Am Ende von Ältester Dioders Rede stand Ältester Liandor auf, blickte in den Himmel und bedeutete uns, es ihm gleichzutun. „Jetzt ist die Zeit, in der Lunaris und Solaris uns als eins gezeigt werden.“ Als er das sagte, begann der Mond, etwas dunkler und rötlich zu werden.
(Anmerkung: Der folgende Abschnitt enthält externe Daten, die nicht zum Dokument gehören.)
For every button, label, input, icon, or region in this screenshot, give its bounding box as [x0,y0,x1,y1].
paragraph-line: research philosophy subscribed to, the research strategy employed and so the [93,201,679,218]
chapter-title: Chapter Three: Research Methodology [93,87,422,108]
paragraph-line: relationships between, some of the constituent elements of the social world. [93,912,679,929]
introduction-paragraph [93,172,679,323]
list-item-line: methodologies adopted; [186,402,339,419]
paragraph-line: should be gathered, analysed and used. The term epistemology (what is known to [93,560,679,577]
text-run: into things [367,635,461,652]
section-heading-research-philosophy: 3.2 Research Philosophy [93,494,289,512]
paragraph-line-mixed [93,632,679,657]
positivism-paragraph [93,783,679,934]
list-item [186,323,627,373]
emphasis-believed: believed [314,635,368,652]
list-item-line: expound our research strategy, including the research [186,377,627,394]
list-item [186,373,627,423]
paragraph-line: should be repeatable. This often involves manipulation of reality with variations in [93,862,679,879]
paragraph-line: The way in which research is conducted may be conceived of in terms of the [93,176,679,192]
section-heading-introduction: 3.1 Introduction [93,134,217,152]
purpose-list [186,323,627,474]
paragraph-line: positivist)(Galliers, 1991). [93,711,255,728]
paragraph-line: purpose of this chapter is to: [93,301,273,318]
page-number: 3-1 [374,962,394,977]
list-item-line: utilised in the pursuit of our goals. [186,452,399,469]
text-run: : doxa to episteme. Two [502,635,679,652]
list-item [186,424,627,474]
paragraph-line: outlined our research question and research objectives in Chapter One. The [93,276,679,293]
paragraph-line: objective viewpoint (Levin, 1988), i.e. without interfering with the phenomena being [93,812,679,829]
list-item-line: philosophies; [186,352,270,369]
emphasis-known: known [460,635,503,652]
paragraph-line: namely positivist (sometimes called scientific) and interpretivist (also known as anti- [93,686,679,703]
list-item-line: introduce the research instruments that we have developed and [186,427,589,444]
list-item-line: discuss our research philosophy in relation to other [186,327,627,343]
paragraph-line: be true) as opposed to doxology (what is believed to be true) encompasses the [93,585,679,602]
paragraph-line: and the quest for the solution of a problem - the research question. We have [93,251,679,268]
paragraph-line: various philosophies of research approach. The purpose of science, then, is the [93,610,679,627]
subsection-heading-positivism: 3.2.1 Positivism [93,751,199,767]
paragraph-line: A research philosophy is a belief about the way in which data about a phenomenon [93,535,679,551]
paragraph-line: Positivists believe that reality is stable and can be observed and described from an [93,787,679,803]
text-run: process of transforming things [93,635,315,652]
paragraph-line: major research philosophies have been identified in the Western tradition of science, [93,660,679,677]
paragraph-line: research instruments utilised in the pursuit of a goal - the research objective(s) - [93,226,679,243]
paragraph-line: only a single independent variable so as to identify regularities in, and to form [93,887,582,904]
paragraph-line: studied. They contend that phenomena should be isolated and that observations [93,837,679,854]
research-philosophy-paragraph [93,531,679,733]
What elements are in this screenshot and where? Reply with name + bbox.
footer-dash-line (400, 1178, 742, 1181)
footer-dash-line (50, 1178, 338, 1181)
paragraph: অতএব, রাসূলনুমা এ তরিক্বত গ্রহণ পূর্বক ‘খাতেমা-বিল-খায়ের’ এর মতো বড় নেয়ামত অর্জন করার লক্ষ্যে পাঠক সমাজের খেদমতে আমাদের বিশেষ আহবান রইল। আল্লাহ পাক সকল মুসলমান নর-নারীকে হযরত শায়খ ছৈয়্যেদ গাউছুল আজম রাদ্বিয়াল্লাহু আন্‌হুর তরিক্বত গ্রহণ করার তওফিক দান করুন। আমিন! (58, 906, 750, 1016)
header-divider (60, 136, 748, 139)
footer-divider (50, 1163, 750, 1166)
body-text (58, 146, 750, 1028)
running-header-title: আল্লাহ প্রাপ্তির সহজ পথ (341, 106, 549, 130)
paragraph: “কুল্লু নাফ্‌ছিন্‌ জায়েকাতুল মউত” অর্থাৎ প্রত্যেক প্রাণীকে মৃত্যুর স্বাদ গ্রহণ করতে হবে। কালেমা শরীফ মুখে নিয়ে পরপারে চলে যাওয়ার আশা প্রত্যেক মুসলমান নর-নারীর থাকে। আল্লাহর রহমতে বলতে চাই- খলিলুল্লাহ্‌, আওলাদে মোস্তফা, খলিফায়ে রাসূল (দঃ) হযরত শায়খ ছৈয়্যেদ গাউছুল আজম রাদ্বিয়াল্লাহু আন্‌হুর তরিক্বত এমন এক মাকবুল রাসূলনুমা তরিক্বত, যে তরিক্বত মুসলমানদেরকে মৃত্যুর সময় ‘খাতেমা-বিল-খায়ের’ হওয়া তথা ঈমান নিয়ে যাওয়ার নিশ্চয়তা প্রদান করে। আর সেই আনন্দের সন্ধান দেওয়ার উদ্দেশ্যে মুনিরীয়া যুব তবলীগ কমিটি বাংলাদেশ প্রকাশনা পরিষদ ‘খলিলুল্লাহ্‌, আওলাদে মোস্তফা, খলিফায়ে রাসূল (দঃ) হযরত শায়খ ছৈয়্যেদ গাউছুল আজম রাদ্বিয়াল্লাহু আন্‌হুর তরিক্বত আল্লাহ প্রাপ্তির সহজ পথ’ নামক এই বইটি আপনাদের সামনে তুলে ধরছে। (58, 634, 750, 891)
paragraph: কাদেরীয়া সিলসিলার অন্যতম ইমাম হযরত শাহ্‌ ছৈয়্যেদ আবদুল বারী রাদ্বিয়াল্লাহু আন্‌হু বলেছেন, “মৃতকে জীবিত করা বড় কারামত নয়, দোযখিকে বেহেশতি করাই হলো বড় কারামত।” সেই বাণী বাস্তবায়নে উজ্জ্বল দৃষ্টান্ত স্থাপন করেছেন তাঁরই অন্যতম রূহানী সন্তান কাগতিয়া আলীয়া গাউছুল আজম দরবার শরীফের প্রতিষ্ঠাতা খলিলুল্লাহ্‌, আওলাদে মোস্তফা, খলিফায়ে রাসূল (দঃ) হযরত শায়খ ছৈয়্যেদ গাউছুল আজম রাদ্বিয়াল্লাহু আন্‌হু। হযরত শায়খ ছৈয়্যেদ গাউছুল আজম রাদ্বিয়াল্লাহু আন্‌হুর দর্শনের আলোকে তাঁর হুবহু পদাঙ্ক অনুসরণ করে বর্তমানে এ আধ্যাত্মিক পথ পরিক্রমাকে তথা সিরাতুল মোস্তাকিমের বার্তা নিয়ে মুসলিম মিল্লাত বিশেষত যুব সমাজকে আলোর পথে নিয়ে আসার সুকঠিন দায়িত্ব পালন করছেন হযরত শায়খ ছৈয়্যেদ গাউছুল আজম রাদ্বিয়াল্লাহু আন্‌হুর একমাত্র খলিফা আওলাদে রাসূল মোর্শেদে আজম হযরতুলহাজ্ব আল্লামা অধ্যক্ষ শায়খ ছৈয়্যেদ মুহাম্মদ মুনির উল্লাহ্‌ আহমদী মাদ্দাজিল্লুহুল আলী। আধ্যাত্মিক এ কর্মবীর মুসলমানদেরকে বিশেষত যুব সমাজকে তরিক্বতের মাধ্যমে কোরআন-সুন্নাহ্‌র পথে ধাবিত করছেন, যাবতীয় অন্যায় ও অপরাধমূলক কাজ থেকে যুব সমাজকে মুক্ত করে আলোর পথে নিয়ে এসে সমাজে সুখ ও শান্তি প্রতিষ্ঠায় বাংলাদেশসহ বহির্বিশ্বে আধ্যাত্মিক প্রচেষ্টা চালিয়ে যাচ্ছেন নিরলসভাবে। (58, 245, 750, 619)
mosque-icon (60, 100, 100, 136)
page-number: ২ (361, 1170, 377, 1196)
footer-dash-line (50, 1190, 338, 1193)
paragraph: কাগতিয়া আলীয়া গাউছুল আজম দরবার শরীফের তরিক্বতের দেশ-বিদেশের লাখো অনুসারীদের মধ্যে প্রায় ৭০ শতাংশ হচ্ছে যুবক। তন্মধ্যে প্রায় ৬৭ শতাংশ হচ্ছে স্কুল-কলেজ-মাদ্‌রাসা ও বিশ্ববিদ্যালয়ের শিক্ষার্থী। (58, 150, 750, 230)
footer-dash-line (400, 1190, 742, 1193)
Ein dunklerer Rotstich kroch langsam über den Mond, bis er vollständig bedeckt war.
Als der Mond vollständig bedeckt und rot war, schoss ein helles Licht aus der Finsternis und raste über den Himmel. Ich hörte viele ausatmen und ein paar besorgte Laute, als ob dies nicht normal wäre. Ich wandte mich an Elijah. „Ist das nicht etwas, das normalerweise passiert?“ „Nein, das ist noch nie passiert, normalerweise kreuzen sie sich nur und der Mond kehrt zurück zu …“ Plötzlich begann das helle Licht, auf uns im Natrlesseum zuzusteuern.
Bevor es zu spät war, sah ich, dass es direkt auf mich zusteuerte. Ich hörte einen Schrei zu meiner Rechten, und bevor ich mich versah, wurde alles schwarz.